Young was, however, unable to accept the Engagement, and was even supposed to be the author of a manifesto, ‘The Humble Proposals of sundry Learned and Pious Divines … concerning the Engagement,’ &c. (London, 1649, 4to). His refusal to comply with the new test was followed by his deprivation of his mastership in 1650. From this time he appears to have lived in retirement at Stowmarket, where he died (28 Nov. 1655) in his fifty-eighth year.
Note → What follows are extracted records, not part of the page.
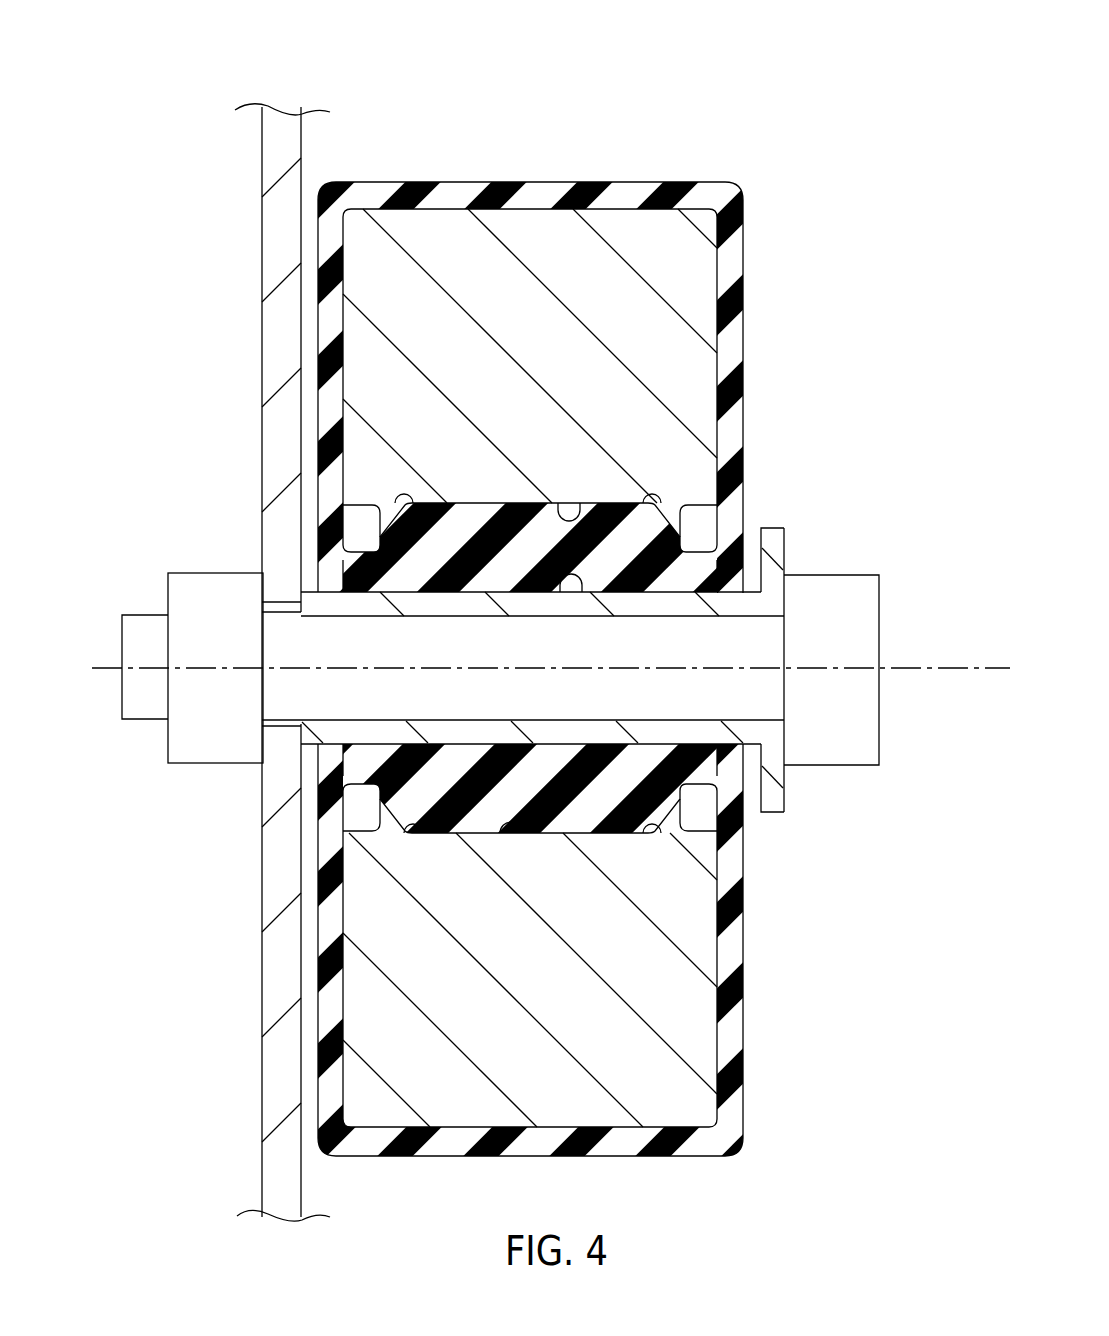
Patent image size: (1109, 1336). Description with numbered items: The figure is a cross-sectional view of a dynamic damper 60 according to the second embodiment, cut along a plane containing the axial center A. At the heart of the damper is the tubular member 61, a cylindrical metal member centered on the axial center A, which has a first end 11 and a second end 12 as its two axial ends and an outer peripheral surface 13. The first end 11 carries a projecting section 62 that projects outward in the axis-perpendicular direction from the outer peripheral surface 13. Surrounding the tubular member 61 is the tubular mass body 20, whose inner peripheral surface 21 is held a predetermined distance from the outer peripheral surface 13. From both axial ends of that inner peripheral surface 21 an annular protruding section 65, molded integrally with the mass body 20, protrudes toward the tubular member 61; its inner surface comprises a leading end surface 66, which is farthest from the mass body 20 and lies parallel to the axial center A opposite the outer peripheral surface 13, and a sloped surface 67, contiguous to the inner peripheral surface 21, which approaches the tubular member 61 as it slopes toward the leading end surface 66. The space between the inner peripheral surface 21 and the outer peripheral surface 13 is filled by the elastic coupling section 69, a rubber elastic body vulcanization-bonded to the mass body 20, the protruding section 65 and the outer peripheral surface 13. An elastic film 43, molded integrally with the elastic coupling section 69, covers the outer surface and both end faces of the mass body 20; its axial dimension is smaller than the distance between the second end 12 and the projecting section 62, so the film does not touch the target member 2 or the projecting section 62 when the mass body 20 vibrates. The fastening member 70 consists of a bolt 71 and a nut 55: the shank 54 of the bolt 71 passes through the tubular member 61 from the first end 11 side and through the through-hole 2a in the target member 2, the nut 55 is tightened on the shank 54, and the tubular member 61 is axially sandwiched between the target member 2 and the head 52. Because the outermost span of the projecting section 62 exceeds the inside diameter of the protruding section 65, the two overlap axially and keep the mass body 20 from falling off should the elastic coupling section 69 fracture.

The target member 2 is at (262, 228).
The through-hole 2a is at (275, 722).
The first end 11 is at (784, 603).
The second end 12 is at (262, 603).
The outer peripheral surface 13 is at (575, 587).
The mass body 20 is at (703, 272).
The inner peripheral surface 21 is at (561, 500).
The elastic film 43 is at (466, 192).
The head 52 is at (866, 640).
The shank 54 is at (145, 650).
The nut 55 is at (214, 742).
The dynamic damper 60 is at (838, 78).
The tubular member 61 is at (462, 605).
The projecting section 62 is at (773, 538).
The protruding section 65 is at (360, 540).
The leading end surface 66 is at (350, 556).
The sloped surface 67 is at (415, 498).
The elastic coupling section 69 is at (490, 745).
The fastening member 70 is at (160, 526).
The bolt 71 is at (860, 548).
The axial center A is at (232, 668).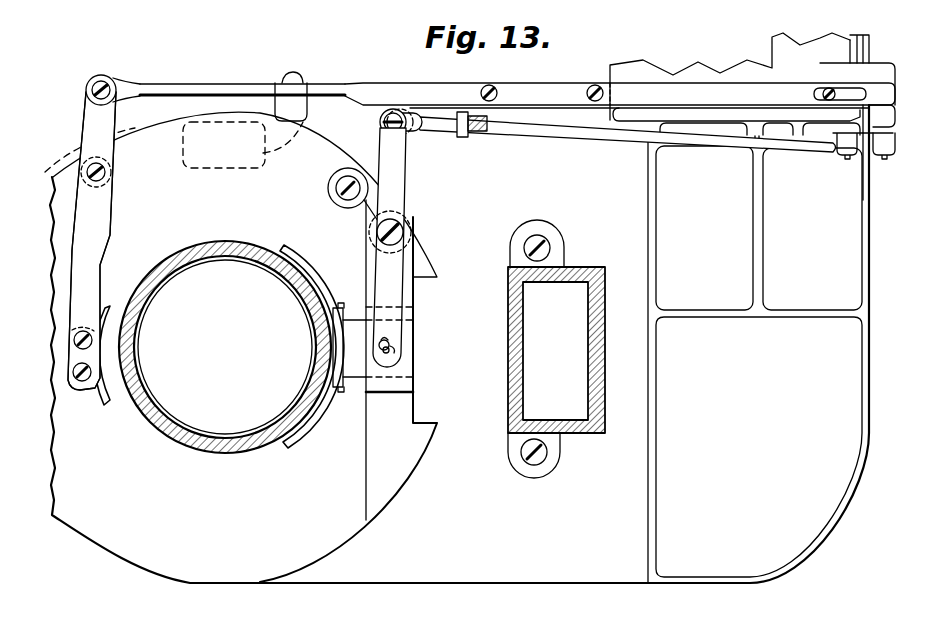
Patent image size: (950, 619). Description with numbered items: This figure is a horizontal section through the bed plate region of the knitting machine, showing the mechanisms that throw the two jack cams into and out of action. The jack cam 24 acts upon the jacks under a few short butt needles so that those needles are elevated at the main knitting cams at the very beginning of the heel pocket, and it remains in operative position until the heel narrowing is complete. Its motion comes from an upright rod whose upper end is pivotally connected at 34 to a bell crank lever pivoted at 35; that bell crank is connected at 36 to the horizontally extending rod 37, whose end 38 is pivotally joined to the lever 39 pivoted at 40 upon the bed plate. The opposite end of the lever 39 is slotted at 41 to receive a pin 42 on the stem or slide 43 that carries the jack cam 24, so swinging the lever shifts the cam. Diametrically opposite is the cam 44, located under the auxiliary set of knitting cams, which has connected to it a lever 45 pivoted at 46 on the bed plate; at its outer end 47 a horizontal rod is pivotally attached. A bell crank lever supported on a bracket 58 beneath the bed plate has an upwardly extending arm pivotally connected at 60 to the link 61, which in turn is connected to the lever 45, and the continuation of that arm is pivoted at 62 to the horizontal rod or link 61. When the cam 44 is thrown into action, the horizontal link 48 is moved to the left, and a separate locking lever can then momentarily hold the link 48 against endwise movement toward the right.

He was buried in the parish church by the side of his wife Rebecca, who predeceased him in April 1651. His eldest son Thomas, ‘M.A. and president of Jesus College,’ it is stated in the epitaph, was also interred in the same grave.

His portrait, preserved at the vicarage, represents him preaching; a copy in photozincography is prefixed by Laing to his interesting volume.

[David Laing’s Biographical Notices of Thomas Young, Edinburgh, 1870; Clarke’s Lives (ed. 1667); Hollingsworth’s Hist. of Stowmarket; Masson’s Life of Milton, vol. i.]